Unprecedented Reaction Pathway of Sterically Crowded Calcium Complexes: Sequential C-N Bond Cleavage Reactions Induced by C-H Bond Activations.

Abstract

Five bis(quinolylmethyl)-(1H-indolylmethyl)amine (BQIA) compounds, that is, {(quinol-8-yl-CH2 )2 NCH2 (3-Br-1H-indol-2-yl)} (L1 H) and {[(8-R3 -quinol-2-yl)CH2 ]2 NCH(R2 )[3-R1 -1H-indol-2-yl]} (L2-5 H) (L2 H: R1 =Br, R2 =H, R3 =H; L3 H: R1 =Br, R2 =H, R3 =iPr; L4 H: R1 =H, R2 =CH3 , R3 =iPr; L5 H: R1 =H, R2 =nBu, R3 =iPr) were synthesized and used to prepare calcium complexes.

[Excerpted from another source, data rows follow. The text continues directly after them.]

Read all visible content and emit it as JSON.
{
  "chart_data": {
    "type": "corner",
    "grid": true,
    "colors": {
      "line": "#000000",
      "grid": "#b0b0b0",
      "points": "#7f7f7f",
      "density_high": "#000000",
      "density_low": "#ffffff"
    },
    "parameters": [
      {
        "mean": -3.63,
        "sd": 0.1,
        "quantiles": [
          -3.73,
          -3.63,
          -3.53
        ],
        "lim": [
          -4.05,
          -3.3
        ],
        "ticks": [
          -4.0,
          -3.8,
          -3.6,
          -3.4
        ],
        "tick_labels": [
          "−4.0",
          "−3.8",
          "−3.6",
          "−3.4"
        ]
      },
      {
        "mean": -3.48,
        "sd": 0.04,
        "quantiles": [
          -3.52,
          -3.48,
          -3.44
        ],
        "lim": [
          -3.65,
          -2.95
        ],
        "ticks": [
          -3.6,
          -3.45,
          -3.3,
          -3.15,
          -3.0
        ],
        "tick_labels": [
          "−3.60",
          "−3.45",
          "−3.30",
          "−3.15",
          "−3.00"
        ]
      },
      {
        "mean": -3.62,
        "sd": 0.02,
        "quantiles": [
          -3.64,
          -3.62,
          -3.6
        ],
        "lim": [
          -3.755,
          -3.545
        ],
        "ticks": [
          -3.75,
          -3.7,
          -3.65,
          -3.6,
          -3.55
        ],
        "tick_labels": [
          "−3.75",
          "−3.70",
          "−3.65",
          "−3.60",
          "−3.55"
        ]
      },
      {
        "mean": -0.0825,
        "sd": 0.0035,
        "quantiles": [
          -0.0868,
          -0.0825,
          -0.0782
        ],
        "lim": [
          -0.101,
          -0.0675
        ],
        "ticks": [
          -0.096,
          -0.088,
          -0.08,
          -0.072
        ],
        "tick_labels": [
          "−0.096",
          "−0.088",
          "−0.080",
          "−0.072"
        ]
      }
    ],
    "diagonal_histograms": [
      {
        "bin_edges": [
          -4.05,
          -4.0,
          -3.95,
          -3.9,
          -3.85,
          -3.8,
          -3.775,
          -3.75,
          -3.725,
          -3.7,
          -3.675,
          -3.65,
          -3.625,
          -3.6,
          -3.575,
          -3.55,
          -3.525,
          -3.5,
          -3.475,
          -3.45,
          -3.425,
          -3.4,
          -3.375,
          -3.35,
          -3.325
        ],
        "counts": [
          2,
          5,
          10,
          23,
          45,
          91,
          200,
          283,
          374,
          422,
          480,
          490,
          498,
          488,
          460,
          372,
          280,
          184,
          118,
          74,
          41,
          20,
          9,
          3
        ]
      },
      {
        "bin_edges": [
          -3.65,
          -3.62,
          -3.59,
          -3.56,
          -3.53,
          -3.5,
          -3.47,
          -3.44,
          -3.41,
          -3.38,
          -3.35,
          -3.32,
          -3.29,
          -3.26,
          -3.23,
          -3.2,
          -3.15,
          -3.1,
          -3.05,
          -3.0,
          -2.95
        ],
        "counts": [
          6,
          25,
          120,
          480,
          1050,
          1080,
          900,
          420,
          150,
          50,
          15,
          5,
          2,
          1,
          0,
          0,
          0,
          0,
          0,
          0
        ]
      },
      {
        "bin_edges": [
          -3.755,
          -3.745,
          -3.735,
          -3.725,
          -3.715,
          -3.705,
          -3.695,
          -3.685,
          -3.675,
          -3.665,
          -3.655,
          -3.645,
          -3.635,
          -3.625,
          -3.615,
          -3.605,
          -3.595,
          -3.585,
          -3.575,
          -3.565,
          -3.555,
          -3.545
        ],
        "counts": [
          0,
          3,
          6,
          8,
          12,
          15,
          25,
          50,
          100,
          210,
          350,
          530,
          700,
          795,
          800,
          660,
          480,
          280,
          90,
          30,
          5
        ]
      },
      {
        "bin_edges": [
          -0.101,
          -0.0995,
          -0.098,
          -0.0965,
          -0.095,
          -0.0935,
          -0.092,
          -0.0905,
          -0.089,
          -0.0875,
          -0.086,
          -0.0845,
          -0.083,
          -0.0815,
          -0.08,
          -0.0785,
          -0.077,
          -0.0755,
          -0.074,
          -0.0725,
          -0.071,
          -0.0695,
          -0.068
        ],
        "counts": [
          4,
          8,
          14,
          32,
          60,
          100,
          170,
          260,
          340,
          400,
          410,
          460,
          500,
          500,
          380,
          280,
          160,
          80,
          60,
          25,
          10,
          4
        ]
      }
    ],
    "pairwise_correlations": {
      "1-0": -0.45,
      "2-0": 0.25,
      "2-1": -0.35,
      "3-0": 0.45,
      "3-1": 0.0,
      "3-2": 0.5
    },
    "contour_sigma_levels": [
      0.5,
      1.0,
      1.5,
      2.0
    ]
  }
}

The reactions of L1-5 H with silylamido calcium precursors (Ca[N(SiMe2 R)2 ]2 (THF)2 , R=Me or H) at room temperature gave heteroleptic products (L1, 2 )CaN(SiMe3 )2 (1, 2), (L3, 4 )CaN(SiHMe2 )2 (3 a, 4 a) and homoleptic complexes (L3, 5 )2 Ca (D3, D5). NMR and X-ray analyses proved that these calcium complexes were stabilized through Ca⋅⋅⋅C-Si, Ca⋅⋅⋅H-Si or Ca⋅⋅⋅H-C agostic interactions. Unexpectedly, calcium complexes ((L3-5 )CaN(SiMe3 )2 ) bearing more sterically encumbered ligands of the same type were extremely unstable and underwent C-N bond cleavage processes as a consequence of intramolecular C-H bond activation, leading to the exclusive formation of (E)-1,2-bis(8-isopropylquinol-2-yl)ethane.